Ayla estaba tendida en su lecho de pieles, mirando una formación de rocas familiar justo encima de su cabeza, preguntándose por qué se habría despertado tan de repente. Volvió el rostro para ver lo que hacía Whinney; también los ojos de ésta estaban abiertos, pero no mostraba temor. Sin embargo, Ayla estaba segura de que algo había cambiado.

Se arrebujó de nuevo entre sus pieles, sin el menor deseo de abandonar su calor, y miró hacia el hogar que había formado, a la luz del orificio que había encima de la entrada de la cueva. Tenía labores empezadas por todas partes, pero había un rimero de utensilios y herramientas terminados a lo largo del muro, del otro lado del tendedero. Como tenía hambre, su mirada se dirigió al tendedero; había vertido la grasa de la yegua, una vez derretida, en los intestinos limpios, retorciéndolos a intervalos, y las tripas colgadas junto a diversas hierbas secas y aromáticas que pendían de sus raíces.

Eso le hizo pensar en el desayuno.
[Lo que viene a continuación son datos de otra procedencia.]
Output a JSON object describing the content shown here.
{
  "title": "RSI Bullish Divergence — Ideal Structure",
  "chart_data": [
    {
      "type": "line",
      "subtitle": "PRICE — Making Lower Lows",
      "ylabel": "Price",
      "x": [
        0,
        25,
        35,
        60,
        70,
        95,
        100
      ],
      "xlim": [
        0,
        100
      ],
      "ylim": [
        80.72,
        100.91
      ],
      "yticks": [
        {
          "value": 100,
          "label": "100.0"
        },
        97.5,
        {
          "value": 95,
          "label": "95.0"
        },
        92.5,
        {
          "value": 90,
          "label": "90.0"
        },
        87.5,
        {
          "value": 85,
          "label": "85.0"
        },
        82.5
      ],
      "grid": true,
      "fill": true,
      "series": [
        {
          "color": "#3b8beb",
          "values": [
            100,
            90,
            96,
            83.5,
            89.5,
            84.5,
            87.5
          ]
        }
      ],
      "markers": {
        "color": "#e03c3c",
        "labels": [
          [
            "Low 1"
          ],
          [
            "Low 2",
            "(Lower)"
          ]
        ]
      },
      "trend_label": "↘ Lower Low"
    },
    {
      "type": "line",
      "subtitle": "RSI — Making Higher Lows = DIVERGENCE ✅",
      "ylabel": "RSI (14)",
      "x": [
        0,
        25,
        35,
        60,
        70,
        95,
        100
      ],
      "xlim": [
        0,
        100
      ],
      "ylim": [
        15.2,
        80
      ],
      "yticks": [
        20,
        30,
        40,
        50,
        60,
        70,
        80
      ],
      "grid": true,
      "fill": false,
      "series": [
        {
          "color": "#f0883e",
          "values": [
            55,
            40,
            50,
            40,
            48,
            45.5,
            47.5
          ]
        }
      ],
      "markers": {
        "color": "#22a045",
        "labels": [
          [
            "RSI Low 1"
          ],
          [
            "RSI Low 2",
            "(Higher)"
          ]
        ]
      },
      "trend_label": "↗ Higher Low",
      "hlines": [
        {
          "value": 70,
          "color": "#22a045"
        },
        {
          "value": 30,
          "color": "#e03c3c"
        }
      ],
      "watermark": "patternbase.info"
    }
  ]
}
Carne seca convertida en caldo, un poco de grasa para mejorarlo, condimentos, tal vez algo de grano y grosellas secas. Como estaba demasiado despabilada para seguir acostada, apartó sus mantas. Se puso rápidamente el manto y las abarcas, quitó de la cama la piel de lince, todavía caliente por el contacto con su cuerpo, y corrió afuera para orinar desde lo alto del extremo del saliente. Apartó el rompevientos de la entrada y se quedó sin resuello.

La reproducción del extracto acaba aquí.